彼女は毎日海底を散歩する。そしてある日、上からキラキラと光りながらゆっくり落ちてくる物を彼女は掴んだ。文字は掘られておらず、細かく美しい彫刻だけがあった。お金ではないけれど、間違いなく高価なものだ。
彼女はそれを持ち帰った。
毎日持ち歩き、日光にかざしてみることもあれば、ただただ眺めるだけの日もあった。
この彫刻は誰が施したのだろう。その人は、どんな事を考えながら掘ったんだろう。
彼女の友達は「よく飽きずにそんな物を見ていられるわね」と言ったが彼女は全く気にしなかった。
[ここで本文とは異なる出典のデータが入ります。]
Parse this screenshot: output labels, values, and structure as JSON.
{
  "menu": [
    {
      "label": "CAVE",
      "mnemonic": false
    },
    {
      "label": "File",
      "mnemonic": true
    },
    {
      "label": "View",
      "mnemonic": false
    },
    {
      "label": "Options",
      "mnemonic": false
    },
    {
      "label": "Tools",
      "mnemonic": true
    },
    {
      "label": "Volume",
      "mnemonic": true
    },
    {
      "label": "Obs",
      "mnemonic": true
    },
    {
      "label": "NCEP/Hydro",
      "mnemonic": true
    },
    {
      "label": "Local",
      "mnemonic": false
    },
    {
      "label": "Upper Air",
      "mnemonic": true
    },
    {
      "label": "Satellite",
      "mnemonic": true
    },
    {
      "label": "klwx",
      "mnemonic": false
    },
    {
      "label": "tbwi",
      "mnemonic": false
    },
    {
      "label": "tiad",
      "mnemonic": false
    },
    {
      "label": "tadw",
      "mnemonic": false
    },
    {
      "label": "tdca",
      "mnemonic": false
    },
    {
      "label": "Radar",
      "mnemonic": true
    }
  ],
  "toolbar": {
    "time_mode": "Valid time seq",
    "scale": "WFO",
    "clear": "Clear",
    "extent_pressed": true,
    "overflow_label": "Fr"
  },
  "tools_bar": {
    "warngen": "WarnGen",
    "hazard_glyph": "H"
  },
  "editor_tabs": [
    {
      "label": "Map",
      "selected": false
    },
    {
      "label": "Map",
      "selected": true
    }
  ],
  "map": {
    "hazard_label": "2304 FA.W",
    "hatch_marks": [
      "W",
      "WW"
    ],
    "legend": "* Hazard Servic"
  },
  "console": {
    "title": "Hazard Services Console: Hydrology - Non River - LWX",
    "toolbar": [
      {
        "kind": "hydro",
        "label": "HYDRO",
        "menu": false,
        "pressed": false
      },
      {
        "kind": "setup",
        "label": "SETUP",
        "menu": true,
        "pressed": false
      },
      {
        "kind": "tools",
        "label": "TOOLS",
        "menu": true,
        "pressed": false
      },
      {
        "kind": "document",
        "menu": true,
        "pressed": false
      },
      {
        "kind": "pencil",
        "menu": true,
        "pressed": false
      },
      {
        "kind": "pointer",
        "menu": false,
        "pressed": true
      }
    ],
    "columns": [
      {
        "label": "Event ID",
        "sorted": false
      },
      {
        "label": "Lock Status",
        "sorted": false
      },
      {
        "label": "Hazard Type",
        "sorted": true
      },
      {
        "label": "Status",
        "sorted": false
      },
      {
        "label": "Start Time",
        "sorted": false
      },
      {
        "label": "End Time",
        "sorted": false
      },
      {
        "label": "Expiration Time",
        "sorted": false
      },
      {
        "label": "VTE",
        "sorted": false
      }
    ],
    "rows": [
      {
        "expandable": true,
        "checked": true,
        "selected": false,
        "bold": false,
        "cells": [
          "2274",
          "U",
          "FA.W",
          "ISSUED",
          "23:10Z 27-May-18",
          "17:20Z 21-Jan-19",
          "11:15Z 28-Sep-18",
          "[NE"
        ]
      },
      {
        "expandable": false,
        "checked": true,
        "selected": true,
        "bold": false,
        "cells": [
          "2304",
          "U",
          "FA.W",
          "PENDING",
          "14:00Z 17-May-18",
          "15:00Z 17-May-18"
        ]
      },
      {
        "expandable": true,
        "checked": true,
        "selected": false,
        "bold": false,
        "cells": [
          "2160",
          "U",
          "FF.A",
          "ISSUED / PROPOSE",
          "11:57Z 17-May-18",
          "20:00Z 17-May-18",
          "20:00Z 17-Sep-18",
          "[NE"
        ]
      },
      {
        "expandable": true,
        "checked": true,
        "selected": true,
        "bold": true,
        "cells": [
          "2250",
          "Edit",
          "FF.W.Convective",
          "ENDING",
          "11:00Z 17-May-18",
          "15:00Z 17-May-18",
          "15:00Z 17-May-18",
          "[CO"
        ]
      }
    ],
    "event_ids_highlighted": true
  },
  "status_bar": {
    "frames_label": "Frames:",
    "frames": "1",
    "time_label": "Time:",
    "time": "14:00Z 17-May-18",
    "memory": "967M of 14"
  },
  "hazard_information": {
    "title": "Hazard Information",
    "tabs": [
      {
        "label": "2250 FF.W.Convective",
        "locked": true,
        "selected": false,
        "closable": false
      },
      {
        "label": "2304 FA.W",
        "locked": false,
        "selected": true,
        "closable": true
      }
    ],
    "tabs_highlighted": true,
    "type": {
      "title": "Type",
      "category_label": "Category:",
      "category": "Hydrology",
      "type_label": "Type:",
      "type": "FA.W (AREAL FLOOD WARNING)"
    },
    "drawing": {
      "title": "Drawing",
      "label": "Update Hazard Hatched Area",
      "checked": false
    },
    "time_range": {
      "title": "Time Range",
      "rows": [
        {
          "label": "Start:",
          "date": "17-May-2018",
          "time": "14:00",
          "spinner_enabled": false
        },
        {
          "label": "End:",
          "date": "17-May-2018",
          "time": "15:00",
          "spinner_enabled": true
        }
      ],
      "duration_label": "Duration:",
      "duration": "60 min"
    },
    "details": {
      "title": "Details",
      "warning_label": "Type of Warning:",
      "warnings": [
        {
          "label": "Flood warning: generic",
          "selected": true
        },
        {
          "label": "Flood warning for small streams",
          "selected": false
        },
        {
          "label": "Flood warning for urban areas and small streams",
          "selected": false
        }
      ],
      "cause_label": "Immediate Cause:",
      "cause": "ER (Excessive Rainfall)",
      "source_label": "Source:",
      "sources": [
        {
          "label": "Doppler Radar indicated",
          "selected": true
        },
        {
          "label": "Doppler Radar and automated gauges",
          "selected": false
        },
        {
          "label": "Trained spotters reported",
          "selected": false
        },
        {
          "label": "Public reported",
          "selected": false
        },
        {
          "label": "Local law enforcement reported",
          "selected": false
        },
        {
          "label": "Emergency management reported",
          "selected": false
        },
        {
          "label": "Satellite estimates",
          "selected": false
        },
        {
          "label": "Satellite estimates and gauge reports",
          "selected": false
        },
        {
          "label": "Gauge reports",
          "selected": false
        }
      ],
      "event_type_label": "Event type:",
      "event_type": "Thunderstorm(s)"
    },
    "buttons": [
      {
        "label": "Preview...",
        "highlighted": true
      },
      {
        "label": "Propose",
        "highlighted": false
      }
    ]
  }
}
だがある嵐の日、王子が乗っている豪華な船が転覆してしまい、王子が落ちてきた。
彼女はその美しい容姿に一目惚れし陸まで運んだ。陸へ下ろそうとしたとき、王子が目を開いた。
「ここは、、、?」
そしてむせ返り、激しく胸を叩いた。人魚姫が優しく背中をさすってやった。
「ありがとう。ぜひ、海水ではない水とお金を恵んでくれないか。それと、君の連絡先も。」
そう言って舌鼓をコッ、と打つ彼を見てもドン引きしないのが世間知らずの人魚姫。
「ごめんなさい。水も電話も持っていないの。繋がらない電話ならあるのだけど。」
そこまで言ってひらめいた。あのコインがある。そして彼女はどこからかコインを取り出し、王子に差し出した。
「これ、お金になるかわからないですが、、、」
そう彼女が言うと王子は「もらっていいのかい?」と言いながら奪い取るようにコインを受け取った。
ここまでくれば間違いなく王子がクズなのは目に見えているはずなのに、「強引なところが素敵、、、」と思っている世間知らずな人魚姫。
こうして彼女の手から王子の手へ、コインは移動した。
よく考えたら人間にとって人魚姫のあの格好は刺激的すぎた。